I am not unique, not even extraordinary. I am a mother, a wife, a daughter, a sister, an aunt, a teacher, a friend, and so I am pressured. Each and every day, as I expand my heart and let more people into it, I am pressured. I am squeezed with worries and concerns and fears.
I am also, though, stretched, expanded, and just as often filled with a deep, kniving joy; who knew that joy could hurt? Who knew that caring about others could make one's heart expand past breaking, so that each moment of bliss was also filled with loss?
I am less pressured this morning, but it is only a reprieve, and it's only because I have put a semester to bed, tidied it up, input grades and called four months of a journey with over 150 lovely, unique and valued students over, done, destination arrived. There is joy in seeing how many made it to the end, learned, grew, got it. There is joy in seeing how many I got to know well, got to care deeply about, got to see master new skills. There is joy in looking ahead at the next semester's rosters and seeing so many of them choosing to continue that journey with me.
There is sadness, though, at seeing the names of those who did not complete the journey with me, who traveled only part of the way and left.

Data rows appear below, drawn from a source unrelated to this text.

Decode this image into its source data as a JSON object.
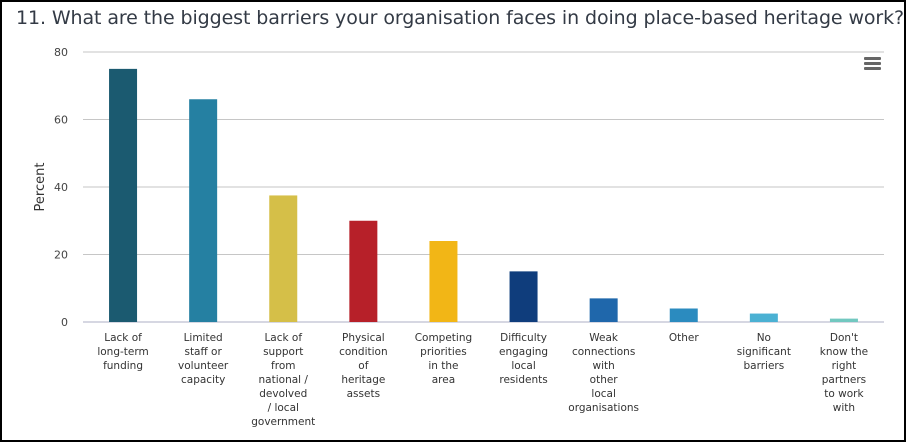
{
  "menu_icon": "hamburger-menu-icon",
  "chart_data": {
    "type": "bar",
    "title": "11. What are the biggest barriers your organisation faces in doing place-based heritage work?",
    "xlabel": "",
    "ylabel": "Percent",
    "ylim": [
      0,
      80
    ],
    "yticks": [
      "0",
      "20",
      "40",
      "60",
      "80"
    ],
    "grid": true,
    "legend": "none",
    "categories": [
      [
        "Lack of",
        "long-term",
        "funding"
      ],
      [
        "Limited",
        "staff or",
        "volunteer",
        "capacity"
      ],
      [
        "Lack of",
        "support",
        "from",
        "national /",
        "devolved",
        "/ local",
        "government"
      ],
      [
        "Physical",
        "condition",
        "of",
        "heritage",
        "assets"
      ],
      [
        "Competing",
        "priorities",
        "in the",
        "area"
      ],
      [
        "Difficulty",
        "engaging",
        "local",
        "residents"
      ],
      [
        "Weak",
        "connections",
        "with",
        "other",
        "local",
        "organisations"
      ],
      [
        "Other"
      ],
      [
        "No",
        "significant",
        "barriers"
      ],
      [
        "Don't",
        "know the",
        "right",
        "partners",
        "to work",
        "with"
      ]
    ],
    "values": [
      75,
      66,
      37.5,
      30,
      24,
      15,
      7,
      4,
      2.5,
      1
    ],
    "colors": [
      "#1b5a70",
      "#2580a2",
      "#d5bf48",
      "#b72029",
      "#f2b616",
      "#0f3d7c",
      "#1f67ab",
      "#2b8bbf",
      "#4bb1d3",
      "#72c8c0"
    ]
  }
}
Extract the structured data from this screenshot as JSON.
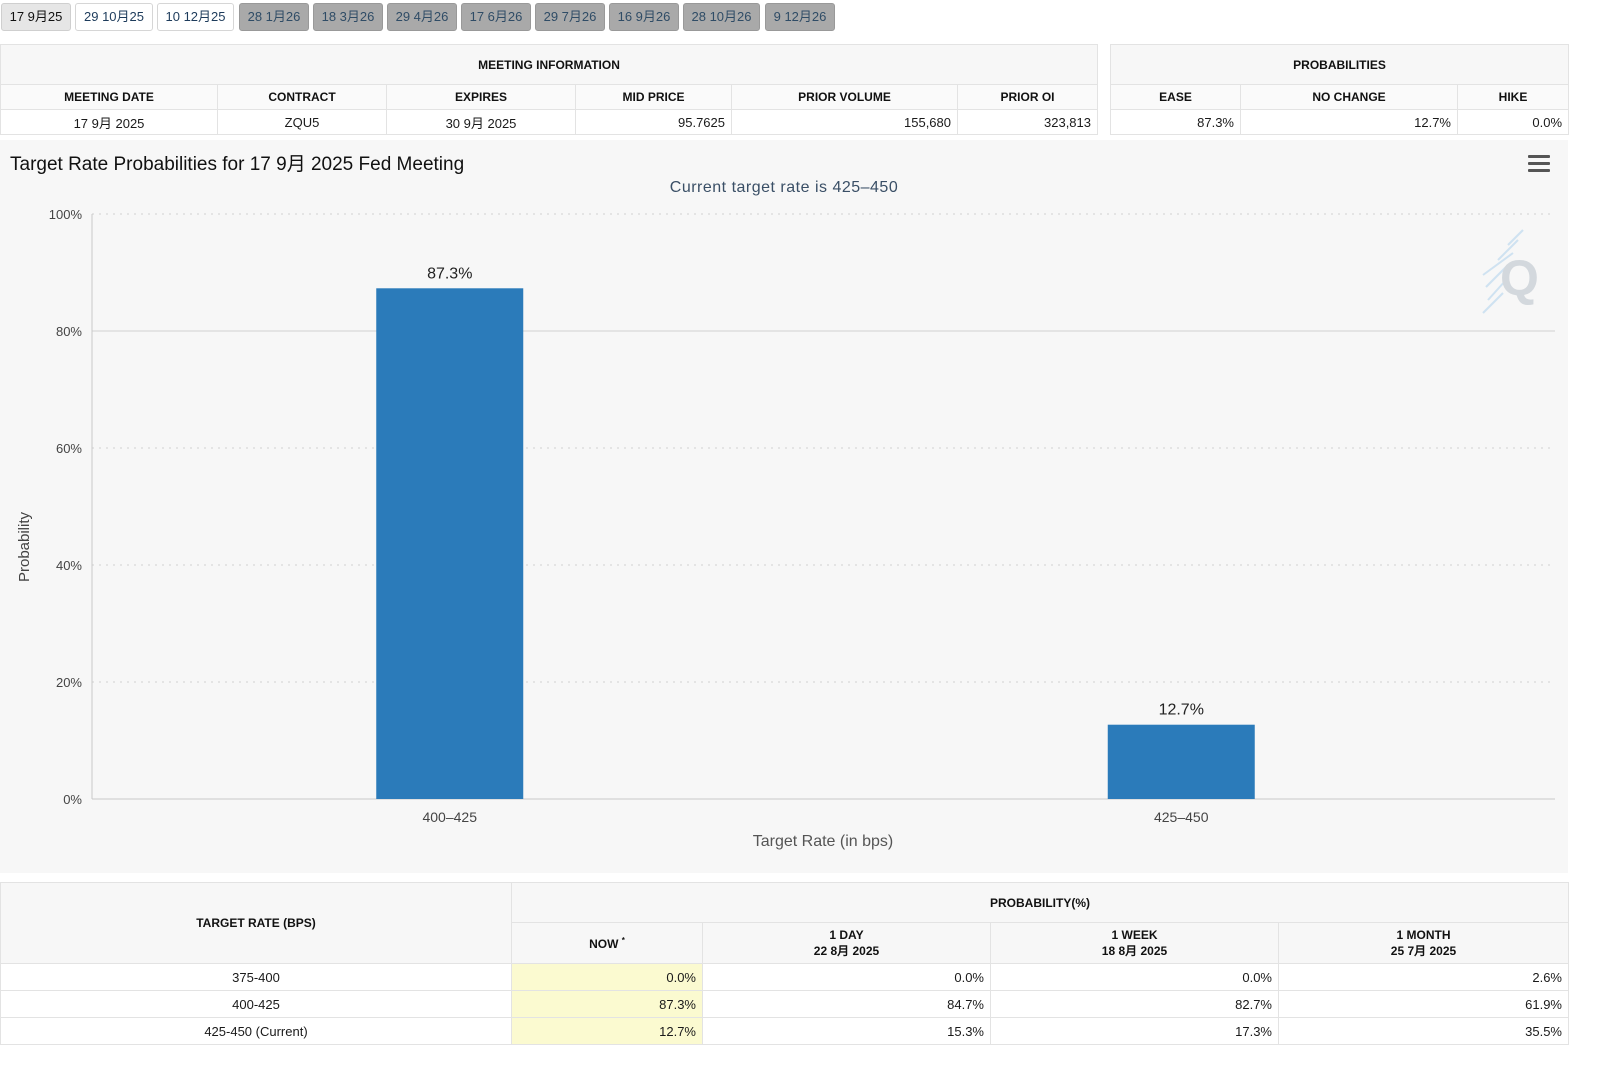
{
  "tabs": [
    {
      "label": "17 9月25",
      "state": "active"
    },
    {
      "label": "29 10月25",
      "state": "normal"
    },
    {
      "label": "10 12月25",
      "state": "normal"
    },
    {
      "label": "28 1月26",
      "state": "dim"
    },
    {
      "label": "18 3月26",
      "state": "dim"
    },
    {
      "label": "29 4月26",
      "state": "dim"
    },
    {
      "label": "17 6月26",
      "state": "dim"
    },
    {
      "label": "29 7月26",
      "state": "dim"
    },
    {
      "label": "16 9月26",
      "state": "dim"
    },
    {
      "label": "28 10月26",
      "state": "dim"
    },
    {
      "label": "9 12月26",
      "state": "dim"
    }
  ],
  "meeting_info": {
    "title": "MEETING INFORMATION",
    "headers": [
      "MEETING DATE",
      "CONTRACT",
      "EXPIRES",
      "MID PRICE",
      "PRIOR VOLUME",
      "PRIOR OI"
    ],
    "values": [
      "17 9月 2025",
      "ZQU5",
      "30 9月 2025",
      "95.7625",
      "155,680",
      "323,813"
    ]
  },
  "probabilities": {
    "title": "PROBABILITIES",
    "headers": [
      "EASE",
      "NO CHANGE",
      "HIKE"
    ],
    "values": [
      "87.3%",
      "12.7%",
      "0.0%"
    ]
  },
  "chart": {
    "title": "Target Rate Probabilities for 17 9月 2025 Fed Meeting",
    "subtitle": "Current target rate is 425–450",
    "menu_icon": "hamburger-menu-icon",
    "watermark_icon": "quikstrike-q-logo"
  },
  "chart_data": {
    "type": "bar",
    "categories": [
      "400–425",
      "425–450"
    ],
    "values": [
      87.3,
      12.7
    ],
    "data_labels": [
      "87.3%",
      "12.7%"
    ],
    "xlabel": "Target Rate (in bps)",
    "ylabel": "Probability",
    "ylim": [
      0,
      100
    ],
    "yticks": [
      0,
      20,
      40,
      60,
      80,
      100
    ],
    "ytick_labels": [
      "0%",
      "20%",
      "40%",
      "60%",
      "80%",
      "100%"
    ],
    "bar_color": "#2b7bba",
    "grid": true
  },
  "rate_table": {
    "col_target": "TARGET RATE (BPS)",
    "col_group": "PROBABILITY(%)",
    "now_label": "NOW",
    "now_mark": "*",
    "cols": [
      {
        "label": "1 DAY",
        "date": "22 8月 2025"
      },
      {
        "label": "1 WEEK",
        "date": "18 8月 2025"
      },
      {
        "label": "1 MONTH",
        "date": "25 7月 2025"
      }
    ],
    "rows": [
      {
        "rate": "375-400",
        "now": "0.0%",
        "day": "0.0%",
        "week": "0.0%",
        "month": "2.6%"
      },
      {
        "rate": "400-425",
        "now": "87.3%",
        "day": "84.7%",
        "week": "82.7%",
        "month": "61.9%"
      },
      {
        "rate": "425-450 (Current)",
        "now": "12.7%",
        "day": "15.3%",
        "week": "17.3%",
        "month": "35.5%"
      }
    ]
  },
  "colors": {
    "accent": "#2b7bba",
    "now_highlight": "#fbfad0",
    "tab_dim": "#a9a9a9"
  }
}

There is sadness in seeing the names of those whom I was not able to help. There is disappointment when I see the names of those with whom I did not connect.
The pressure, though, is relieved. The semester is over. The grades are uploaded; the gradebooks will be dropped off today. This section of the journey is over, and I can breathe easier. Now, I get to look forward to the next part of the journey, to tweak and adjust and plan how I will plot the course (literally), how I will impart the wisdom that will let the goals and outcomes be met. I like this part, this anticipation of new journeys, that new faces will be mixed in with the precious, dear faces of students who have expanded and contracted my heart. I fall asleep each night with thoughts of what I will teach, what I will share, how I will get there, to May, and wonder how many will be able to stay on the road with me.
I know that I will feel the pressure again, the tight squeeze, and that just like each moment, each breath, each beat of my heart, that the pressure will ease before it squeezes again. The steady rhythm, the predictability, comfort me. I am never on this journey alone, and each year, more join me, and my heart expands past breaking point.